Dévoilé en novembre dernier par le PDG d’Air France-KLM, le plan stratégique « Trust together » entend insuffler une énergie nouvelle au groupe. Déployé autour de neuf axes, ce projet offensif fixe les grandes orientations d’Air France pour les années à venir.

En particulier, ce plan s’attachera à corriger le manque de compétitivité de la compagnie française sur un marché super-concurrentiel. En effet, malgré une croissance forte du transport aérien (+7,5% de trafic de passagers en France en février 2017), Air France a vu son nombre de voyageur baisser de 1,4% en 2016. Pour remédier à cette situation, le groupe compte améliorer sa performance opérationnelle et faire progresser l’expérience client afin de proposer un service différenciant par rapport à la concurrence.

Créer une compagnie aérienne plus compétitive

Pour se faire de nouveau une place au soleil sur un marché dominé par les compagnies du Golfe sur le long-courrier et par les low-cost sur les destinations européennes, Air France va déployer une nouvelle compagnie. Son nom de code : Boost.
Derrière ce nom suggestif, le groupe souhaite faire redécoller ses activités en réduisant ses coûts d’exploitation de l’ordre de 20% par rapport à ceux d’Air France en jouant principalement sur les surcoûts liés aux salaires et aux horaires, qui sont aujourd’hui supérieurs de 50% par rapport aux compagnies low-cost européennes ! Pour atteindre cet objectif, la direction prévoit de recruter à l’extérieur les PNC (personnel navigant commercial) de la nouvelle compagnie aux conditions du marché, c’est-à-dire bien moins favorables que celles d’Air France. Les pilotes quant à eux resteraient sous contrat Air France mais la direction leur demanderait de voler davantage pour qu’ils coûtent moins cher. Toutefois, cette nouvelle filiale du groupe n’est pas à proprement parler une low-cost comme Transavia.
A mi-chemin entre une low-cost et une compagnie traditionnelle, Boost est d’abord conçue pour devenir la vitrine du groupe en terme d’innovation et d’expérience voyageur. La compagnie souhaite en effet tirer parti du digital pour améliorer sa qualité de service et proposer à ses clients un parcours optimisé de bout en bout. Côté cabine, Air France souhaite créer un design novateur en rupture par rapport à son service actuel. Elle souhaite également monter en gamme son service de restauration et assurer des standards comparables à ceux d’Air France en termes de qualité de prestation et de professionnalisme de ses équipes.

Sky

Du côté des liaisons, la compagnie opérera à 30% sur des lignes nouvellement créées. Elle permettra par ailleurs de rouvrir des lignes récemment fermées par manque de rentabilité et de conserver les certaines lignes déficitaires menacées de fermeture. La compagnie compte notamment reconquérir des parts de marché sur le long-courrier en particulier sur des vols vers le Sud-Est Asiatique et sur toutes les lignes moyen-courrier d’Air France en Europe. La liste exacte des destinations n’a pas encore été dévoilée mais elle comportera des destinations business et loisirs.

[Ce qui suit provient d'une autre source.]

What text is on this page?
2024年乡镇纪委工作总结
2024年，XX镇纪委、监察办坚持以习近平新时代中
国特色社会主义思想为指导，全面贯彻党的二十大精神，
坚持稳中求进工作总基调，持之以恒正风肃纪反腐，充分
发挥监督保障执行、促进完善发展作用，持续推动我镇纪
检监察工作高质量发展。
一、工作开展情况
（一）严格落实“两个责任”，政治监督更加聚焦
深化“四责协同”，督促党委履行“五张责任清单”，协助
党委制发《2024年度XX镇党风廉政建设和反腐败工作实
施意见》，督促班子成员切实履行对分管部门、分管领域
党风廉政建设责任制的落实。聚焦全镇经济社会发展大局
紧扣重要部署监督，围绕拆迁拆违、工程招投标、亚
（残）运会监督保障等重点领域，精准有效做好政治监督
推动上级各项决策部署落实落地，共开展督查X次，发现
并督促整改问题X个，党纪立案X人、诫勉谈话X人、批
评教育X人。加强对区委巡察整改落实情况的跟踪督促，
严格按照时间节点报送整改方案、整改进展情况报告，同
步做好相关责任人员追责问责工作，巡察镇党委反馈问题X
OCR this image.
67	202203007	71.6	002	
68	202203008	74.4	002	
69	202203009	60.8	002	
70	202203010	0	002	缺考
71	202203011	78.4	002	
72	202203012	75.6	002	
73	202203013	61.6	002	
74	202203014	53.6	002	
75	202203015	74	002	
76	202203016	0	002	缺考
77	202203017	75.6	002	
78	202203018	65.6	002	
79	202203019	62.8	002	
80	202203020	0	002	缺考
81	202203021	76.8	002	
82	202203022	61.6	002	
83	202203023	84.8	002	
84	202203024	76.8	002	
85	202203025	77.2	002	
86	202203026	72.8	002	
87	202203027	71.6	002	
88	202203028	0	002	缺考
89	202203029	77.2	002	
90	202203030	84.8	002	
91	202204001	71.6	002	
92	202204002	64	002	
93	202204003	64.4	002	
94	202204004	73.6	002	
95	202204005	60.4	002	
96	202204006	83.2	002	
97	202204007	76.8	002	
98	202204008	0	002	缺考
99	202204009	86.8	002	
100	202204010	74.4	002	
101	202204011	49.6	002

A ses débuts, la flotte sera composée d’avions de la famille Airbus A320 pour les vols moyen-courriers et d’une dizaine d’Airbus A340 pour les vols long-courriers qui seront progressivement remplacés par des A350 plus économiques et moins gourmands en kérosène. Basée à Roissy Charles-de-Gaulle, Air France souhaite également redynamiser ce hub en améliorant sa performance opérationnelle par la digitalisation d’une partie de ses opérations.

Accompagner le changement dans une entreprise empreinte d’une forte identité

Air France fait partie de ces groupes français historiques qui ont cultivé au fil des années une forte culture d’entreprise. Afin de s’affranchir des standards sociaux historiques et contraignants du groupe, depuis quelques années la direction transfère progressivement les activités d’Air France vers d’autres sociétés plus souples et donc plus compétitives. C’est d’ailleurs ce qui avait été fait avec le lancement de Transavia en 2007.

Dans ce contexte, l’annonce de la création de Boost a été accueillie avec méfiance par le Syndicat National des Pilotes de Lignes (SNPL) craignant pour une dégradation des conditions de travail. Et pour cause, le « non » est arrivé en tête de la première consultation auprès des pilotes avec la question suivante : « Approuvez-vous l’externalisation d’une partie de l’activité et de la flotte long et moyen-courrier d’Air France dans une nouvelle structure ? ». Depuis novembre, des négociations ont eu lieu entre le SNLP et la direction sur de nouveaux contrats de pilotes similaires à ceux d’Air France. Le « oui » est alors arrivé en tête du second référendum avec une majorité des 3700 pilotes de la compagnie nationale se prononçant en sa faveur (58,1%).  Cependant ce choix n’est pas partagé par les PNC (personnel navigant commercial) qui ont le sentiment de ne pas bénéficier de la même considération que les pilotes. En effet, la proposition prévoit une augmentation de productivité du personnel navigant de 7,5% sur les cinq prochaines années, ce que les syndicats perçoivent comme une augmentation des rythmes de travail. De plus, les PNC craignent un renforcement de tensions déjà palpables dans les rangs du personnel notamment entre les pilotes et hôtesses et stewards. Avec l’arrivée des nouveaux PNC sous contrat Boost, le personnel navigant d’Air France redoute également de devoir baisser progressivement son salaire pour s’aligner sur les standards de la nouvelle compagnie d’ici quelques années.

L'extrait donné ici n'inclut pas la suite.